Porsche is about to become the majority shareholder in Volkswagen. The sportscar maker has been given the green light to purchase further stock in VW, taking its share past the 50 percent mark to give it a controlling interest.
As soon as various legal checks have been cleared, Porsche plans to purchase a further 20 percent of VW stock – it already owns 31 percent – at an estimated cost of around £7 billion.
The move – understood to be masterminded by VW chairman Ferdinand Piech – effectively protects both companies from any form of aggressive external takeover, with VW becoming a sub-group of Porsche. No merger between the two has been planned. However, rumours are flying that a future merger may happen should the EU try to enforce CO2 limits on car makers. Having VW, Skoda and Seat to balance out all those Cayennes wouldn’t be a bad move. It might be the wisest £7 billion Porsche has ever spent.
The VW-Porsche tie-up was only made possible after a ruling last year.
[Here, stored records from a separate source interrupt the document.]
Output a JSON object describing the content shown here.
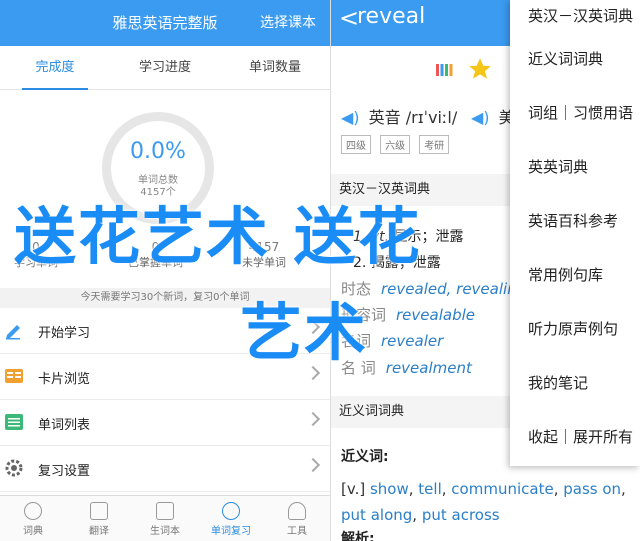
{
  "left": {
    "header": {
      "title": "雅思英语完整版",
      "action": "选择课本"
    },
    "tabs": [
      {
        "label": "完成度"
      },
      {
        "label": "学习进度"
      },
      {
        "label": "单词数量"
      }
    ],
    "progress": {
      "percent": "0.0%",
      "label": "单词总数",
      "total": "4157个"
    },
    "stats": [
      {
        "num": "0",
        "label": "学习单词"
      },
      {
        "num": "0",
        "label": "已掌握单词"
      },
      {
        "num": "4157",
        "label": "未学单词"
      }
    ],
    "tip": "今天需要学习30个新词，复习0个单词",
    "menu": [
      {
        "label": "开始学习"
      },
      {
        "label": "卡片浏览"
      },
      {
        "label": "单词列表"
      },
      {
        "label": "复习设置"
      }
    ],
    "bottom_nav": [
      {
        "label": "词典"
      },
      {
        "label": "翻译"
      },
      {
        "label": "生词本"
      },
      {
        "label": "单词复习"
      },
      {
        "label": "工具"
      }
    ]
  },
  "right": {
    "header": {
      "back": "<",
      "word": "reveal"
    },
    "pron_us": {
      "label": "英音",
      "ipa": "/rɪˈviːl/"
    },
    "pron_uk": {
      "label": "美"
    },
    "tags": [
      "四级",
      "六级",
      "考研"
    ],
    "section_en_cn": "英汉－汉英词典",
    "defs": [
      {
        "pos": "1. vt.",
        "text": "显示；泄露"
      },
      {
        "pos": "2.",
        "text": "揭露；泄露"
      }
    ],
    "forms": [
      {
        "label": "时态",
        "value": "revealed, revealing"
      },
      {
        "label": "形容词",
        "value": "revealable"
      },
      {
        "label": "名词",
        "value": "revealer"
      },
      {
        "label": "名 词",
        "value": "revealment"
      }
    ],
    "section_syn": "近义词词典",
    "syn_heading": "近义词:",
    "syn_prefix": "[v.]",
    "synonyms": [
      "show",
      "tell",
      "communicate",
      "pass on",
      "put",
      "along",
      "put across"
    ],
    "phrase_heading": "解析:"
  },
  "dropdown": {
    "items": [
      {
        "label": "英汉－汉英词典"
      },
      {
        "label": "近义词词典"
      },
      {
        "label": "词组｜习惯用语"
      },
      {
        "label": "英英词典"
      },
      {
        "label": "英语百科参考"
      },
      {
        "label": "常用例句库"
      },
      {
        "label": "听力原声例句"
      },
      {
        "label": "我的笔记"
      },
      {
        "label": "收起｜展开所有"
      }
    ]
  },
  "watermark": {
    "line1": "送花艺术 送花",
    "line2": "艺术"
  },
  "colors": {
    "primary": "#3a9bf0",
    "link": "#2b7fc8",
    "watermark": "#1a8cf5"
  }
}
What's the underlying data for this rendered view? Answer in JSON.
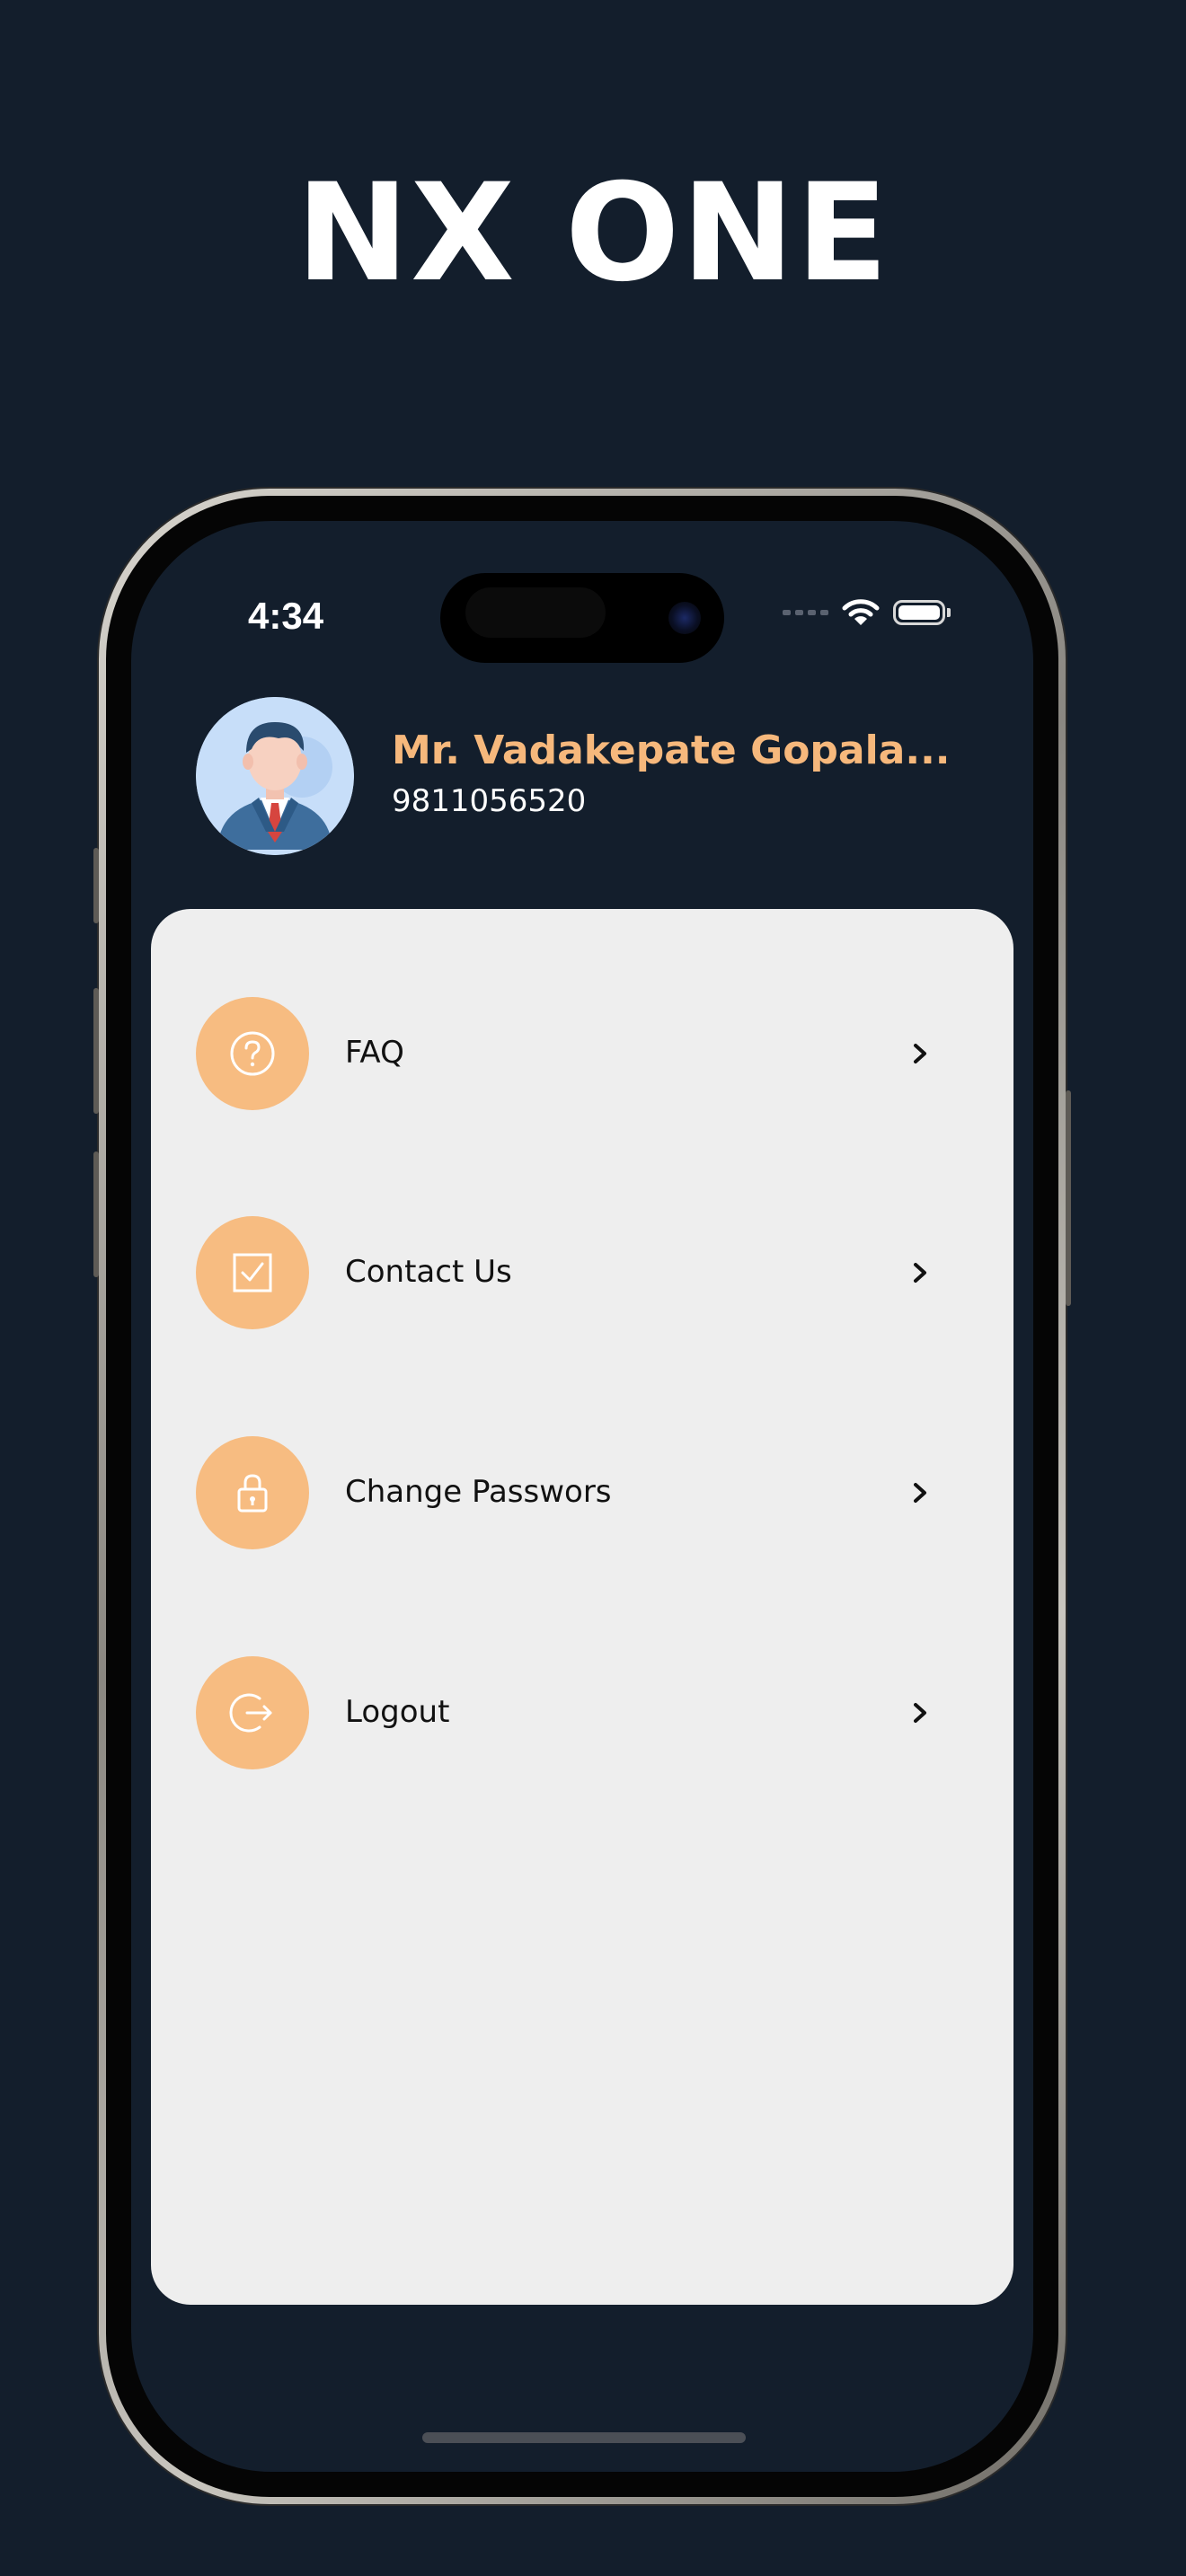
{
  "header": {
    "brand_title": "NX ONE"
  },
  "status_bar": {
    "time": "4:34"
  },
  "profile": {
    "name": "Mr. Vadakepate Gopala...",
    "phone": "9811056520"
  },
  "menu": {
    "items": [
      {
        "label": "FAQ",
        "icon": "question-circle-icon"
      },
      {
        "label": "Contact Us",
        "icon": "checkbox-icon"
      },
      {
        "label": "Change Passwors",
        "icon": "lock-icon"
      },
      {
        "label": "Logout",
        "icon": "logout-icon"
      }
    ]
  },
  "colors": {
    "background": "#131e2c",
    "accent": "#f7bc81",
    "name_text": "#f6b87c",
    "card": "#eeeeee"
  }
}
Europe’s highest court abolished a law limiting shares in VW.
The state of Lower Saxony, the second largest VW shareholder said it had no plans to increase its 20 percent shareholding in the company. ‘Our aim,’ Porsche boss Wendelin Wiedeking told CAR ‘is to create one of the strongest and most innovative automobile alliances in the world, which is able to measure up to the increased international competition.’
The tie-up comes hot on the heels of VW’s purchase of more than two-thirds of truckmaker Scania. Bundled together with the company’s controlling stake in MAN trucks, the VW-Porsche deal will make it Europe’s biggest car and truck maker.